Serving notices on every leaseholder can cause:

  • Multiple surveyors appointed (one per owner)

  • Several awards for the same works

  • Conflicting repair instructions and disputes

  • Unnecessary costs for the building owner

Example: A job for 3 steel beams once resulted in 5 awards and 5 surveyors — a process that two surveyors could have handled.

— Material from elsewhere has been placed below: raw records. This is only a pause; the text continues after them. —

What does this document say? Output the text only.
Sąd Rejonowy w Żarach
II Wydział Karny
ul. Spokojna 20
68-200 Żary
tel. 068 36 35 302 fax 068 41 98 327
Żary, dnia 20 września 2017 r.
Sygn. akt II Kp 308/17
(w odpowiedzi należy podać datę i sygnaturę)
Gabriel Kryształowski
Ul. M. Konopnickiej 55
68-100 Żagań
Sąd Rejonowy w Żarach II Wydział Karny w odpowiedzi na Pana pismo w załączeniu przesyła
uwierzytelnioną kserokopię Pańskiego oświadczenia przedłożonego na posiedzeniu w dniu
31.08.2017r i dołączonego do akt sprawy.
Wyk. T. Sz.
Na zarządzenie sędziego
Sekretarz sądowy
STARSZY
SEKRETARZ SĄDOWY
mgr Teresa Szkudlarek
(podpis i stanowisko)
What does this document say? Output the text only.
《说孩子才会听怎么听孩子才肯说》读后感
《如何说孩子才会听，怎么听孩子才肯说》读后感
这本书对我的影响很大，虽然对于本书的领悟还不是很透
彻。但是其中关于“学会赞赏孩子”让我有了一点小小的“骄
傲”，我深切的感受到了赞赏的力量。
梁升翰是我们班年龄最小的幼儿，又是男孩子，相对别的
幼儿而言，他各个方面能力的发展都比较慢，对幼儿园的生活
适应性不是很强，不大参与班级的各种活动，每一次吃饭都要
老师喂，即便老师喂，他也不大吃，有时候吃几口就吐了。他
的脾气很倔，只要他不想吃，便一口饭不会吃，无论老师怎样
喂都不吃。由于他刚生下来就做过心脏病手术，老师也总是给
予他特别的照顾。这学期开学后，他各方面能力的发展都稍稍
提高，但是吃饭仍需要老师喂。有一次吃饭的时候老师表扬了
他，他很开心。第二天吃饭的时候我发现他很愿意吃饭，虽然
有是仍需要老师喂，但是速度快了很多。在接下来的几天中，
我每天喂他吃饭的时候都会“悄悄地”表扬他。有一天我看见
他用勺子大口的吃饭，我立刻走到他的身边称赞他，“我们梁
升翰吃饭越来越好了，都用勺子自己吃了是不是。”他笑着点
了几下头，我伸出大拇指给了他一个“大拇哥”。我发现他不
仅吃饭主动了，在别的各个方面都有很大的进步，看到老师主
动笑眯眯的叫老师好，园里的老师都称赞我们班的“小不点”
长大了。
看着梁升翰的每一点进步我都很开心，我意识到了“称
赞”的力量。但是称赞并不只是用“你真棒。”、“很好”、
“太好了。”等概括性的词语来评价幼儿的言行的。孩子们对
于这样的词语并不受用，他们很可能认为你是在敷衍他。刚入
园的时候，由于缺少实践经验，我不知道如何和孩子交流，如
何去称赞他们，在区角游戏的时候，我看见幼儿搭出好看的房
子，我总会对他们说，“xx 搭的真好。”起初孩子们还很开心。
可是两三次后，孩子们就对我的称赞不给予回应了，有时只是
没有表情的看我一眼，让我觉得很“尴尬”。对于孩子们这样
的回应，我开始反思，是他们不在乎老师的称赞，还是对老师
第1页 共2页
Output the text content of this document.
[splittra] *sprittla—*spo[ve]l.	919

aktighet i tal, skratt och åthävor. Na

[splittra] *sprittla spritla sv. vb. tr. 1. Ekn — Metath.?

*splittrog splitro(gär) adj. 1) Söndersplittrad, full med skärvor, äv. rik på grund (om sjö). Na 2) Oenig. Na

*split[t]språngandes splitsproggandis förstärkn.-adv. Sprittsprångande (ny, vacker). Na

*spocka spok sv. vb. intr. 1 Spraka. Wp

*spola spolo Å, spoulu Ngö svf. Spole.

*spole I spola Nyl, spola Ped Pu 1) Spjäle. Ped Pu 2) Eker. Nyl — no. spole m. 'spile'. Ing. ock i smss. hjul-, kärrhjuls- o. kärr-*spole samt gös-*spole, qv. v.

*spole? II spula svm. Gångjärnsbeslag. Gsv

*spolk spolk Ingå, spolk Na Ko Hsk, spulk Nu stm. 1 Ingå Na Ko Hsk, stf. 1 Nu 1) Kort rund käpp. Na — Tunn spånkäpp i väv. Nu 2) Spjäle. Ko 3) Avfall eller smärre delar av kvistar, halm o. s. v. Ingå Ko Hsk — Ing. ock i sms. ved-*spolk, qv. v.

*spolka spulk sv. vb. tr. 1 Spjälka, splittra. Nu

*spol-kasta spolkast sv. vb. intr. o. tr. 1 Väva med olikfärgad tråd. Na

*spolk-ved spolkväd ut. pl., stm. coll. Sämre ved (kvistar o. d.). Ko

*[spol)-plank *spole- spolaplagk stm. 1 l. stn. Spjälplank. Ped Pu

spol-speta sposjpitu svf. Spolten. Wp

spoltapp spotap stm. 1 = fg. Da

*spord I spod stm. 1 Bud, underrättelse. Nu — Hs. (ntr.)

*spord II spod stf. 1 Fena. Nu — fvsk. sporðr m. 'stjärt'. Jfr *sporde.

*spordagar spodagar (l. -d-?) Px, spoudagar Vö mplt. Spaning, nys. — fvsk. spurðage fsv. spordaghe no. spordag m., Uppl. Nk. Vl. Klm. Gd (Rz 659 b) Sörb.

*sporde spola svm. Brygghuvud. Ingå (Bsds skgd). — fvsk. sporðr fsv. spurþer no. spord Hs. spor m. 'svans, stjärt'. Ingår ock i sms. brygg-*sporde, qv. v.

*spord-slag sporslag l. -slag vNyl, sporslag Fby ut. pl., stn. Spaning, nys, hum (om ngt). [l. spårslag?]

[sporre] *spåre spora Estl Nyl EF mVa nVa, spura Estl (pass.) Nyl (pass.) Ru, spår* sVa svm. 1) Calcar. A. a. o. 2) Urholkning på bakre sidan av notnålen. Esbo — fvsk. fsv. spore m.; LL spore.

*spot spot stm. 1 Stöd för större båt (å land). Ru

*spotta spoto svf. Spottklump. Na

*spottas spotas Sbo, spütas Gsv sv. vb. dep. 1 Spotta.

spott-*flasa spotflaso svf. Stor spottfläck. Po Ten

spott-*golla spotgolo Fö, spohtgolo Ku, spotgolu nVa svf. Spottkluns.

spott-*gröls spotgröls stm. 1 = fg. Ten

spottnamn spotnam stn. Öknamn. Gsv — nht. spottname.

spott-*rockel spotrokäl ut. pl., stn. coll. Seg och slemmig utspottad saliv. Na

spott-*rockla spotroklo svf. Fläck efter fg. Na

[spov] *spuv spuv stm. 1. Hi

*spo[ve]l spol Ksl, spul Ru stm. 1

🛠️ Practical Clause Suggestions for Awards

To reassure leaseholders, clauses could include:

  • All damage repaired in matching materials, or cash in lieu

  • Copies of the Award to leaseholders within Section 6 distance

  • Explicit references to Sections 6(10), 7(1), 7(2) protections

  • Clear process for claims to be handled by the appointed surveyors

💬 Analogy

“If I hold out five pencils and say ‘you shall take any pencil’ — you’d probably take one, not all five.”

📌 Conclusion

From a Building Owner’s perspective, the Act is enabling; from an Adjoining Owner’s perspective, it is protective.
Serving notice on a single, appropriate adjoining owner (often the freeholder) can satisfy the Act’s requirements and keep all other owners/occupiers protected — without multiplying costs and complexity.

Analogy: If I held out five pencils and said ‘you shall take any pencil’- how many would you take? I doubt you would start to distinguish between them and doubt very much you would take all of them, probably just one on the basis that I said pencil in the singular.